Jasmine Gatlin
National Field Organizer
Jasmine is an organizer and social impact strategist with nearly a decade of experience mobilizing communities toward collective action across racial justice, public health, and community-based advocacy.
She currently serves as National Field Organizer at the National Alliance to End Homelessness, where she builds and sustains relationships with field partners across the country, equips advocates to engage their members of Congress on federal housing and homelessness policy, and ensures that ground-level intelligence from the field informs the Alliance’s advocacy strategy. In her first weeks, she helped coordinate the Alliance’s 2026 national conference and Capitol Hill Day.
Prior to the Alliance, Jasmine served as Program Director at Abolitionist Sanctuary, where she recruited and organized a multi-state network of 50 partner organizations around advocacy addressing mass incarceration and the criminalization of Black motherhood.
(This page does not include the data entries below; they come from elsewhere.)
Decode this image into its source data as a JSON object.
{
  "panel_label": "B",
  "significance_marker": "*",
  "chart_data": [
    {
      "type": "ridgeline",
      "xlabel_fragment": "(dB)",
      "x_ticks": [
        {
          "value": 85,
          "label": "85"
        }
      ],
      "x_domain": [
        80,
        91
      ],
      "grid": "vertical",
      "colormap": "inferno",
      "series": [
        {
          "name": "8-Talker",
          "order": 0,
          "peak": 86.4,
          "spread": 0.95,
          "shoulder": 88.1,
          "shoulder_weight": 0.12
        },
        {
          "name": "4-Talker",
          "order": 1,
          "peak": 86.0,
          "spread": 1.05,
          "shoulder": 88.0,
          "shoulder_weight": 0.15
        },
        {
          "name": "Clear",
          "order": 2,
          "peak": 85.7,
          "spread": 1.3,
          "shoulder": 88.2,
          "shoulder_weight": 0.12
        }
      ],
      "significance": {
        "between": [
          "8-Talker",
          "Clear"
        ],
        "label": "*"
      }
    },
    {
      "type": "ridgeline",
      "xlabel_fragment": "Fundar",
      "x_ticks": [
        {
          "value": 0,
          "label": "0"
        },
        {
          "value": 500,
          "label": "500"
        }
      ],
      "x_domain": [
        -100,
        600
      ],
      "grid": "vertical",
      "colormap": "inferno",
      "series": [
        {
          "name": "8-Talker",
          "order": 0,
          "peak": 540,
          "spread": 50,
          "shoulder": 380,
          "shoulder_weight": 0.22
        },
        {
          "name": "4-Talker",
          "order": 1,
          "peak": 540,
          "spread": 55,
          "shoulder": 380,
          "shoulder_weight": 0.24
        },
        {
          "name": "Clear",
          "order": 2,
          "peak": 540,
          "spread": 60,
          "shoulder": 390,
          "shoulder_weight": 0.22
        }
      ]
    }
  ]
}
She served as Sr. Program Manager at the National Alliance on Mental Illness, directing the Sharing Hope Series across 400+ partner organizations and 35,000+ participants and building culturally specific ecosystems connecting Indigenous tribes, NAACP chapters, Black sororities, and community organizations. At Community Anti-Drug Coalitions of America, she managed a $1M federal portfolio across ONDCP, SAMHSA, and CDC funding streams and helped build the Take Back Your 10 campaign, a youth-led tobacco prevention initiative across 24 Maryland districts. She has also served as an organizer at the Children’s Defense Fund, Research Assistant at Howard University School of Divinity, and Investigator at the Texas Department of Family and Protective Services. She holds a Master of Divinity with a Certificate in Racial Justice and Ethical Leadership from Howard University and a B.A. in Communication and Legal Studies from the University of Texas at San Antonio.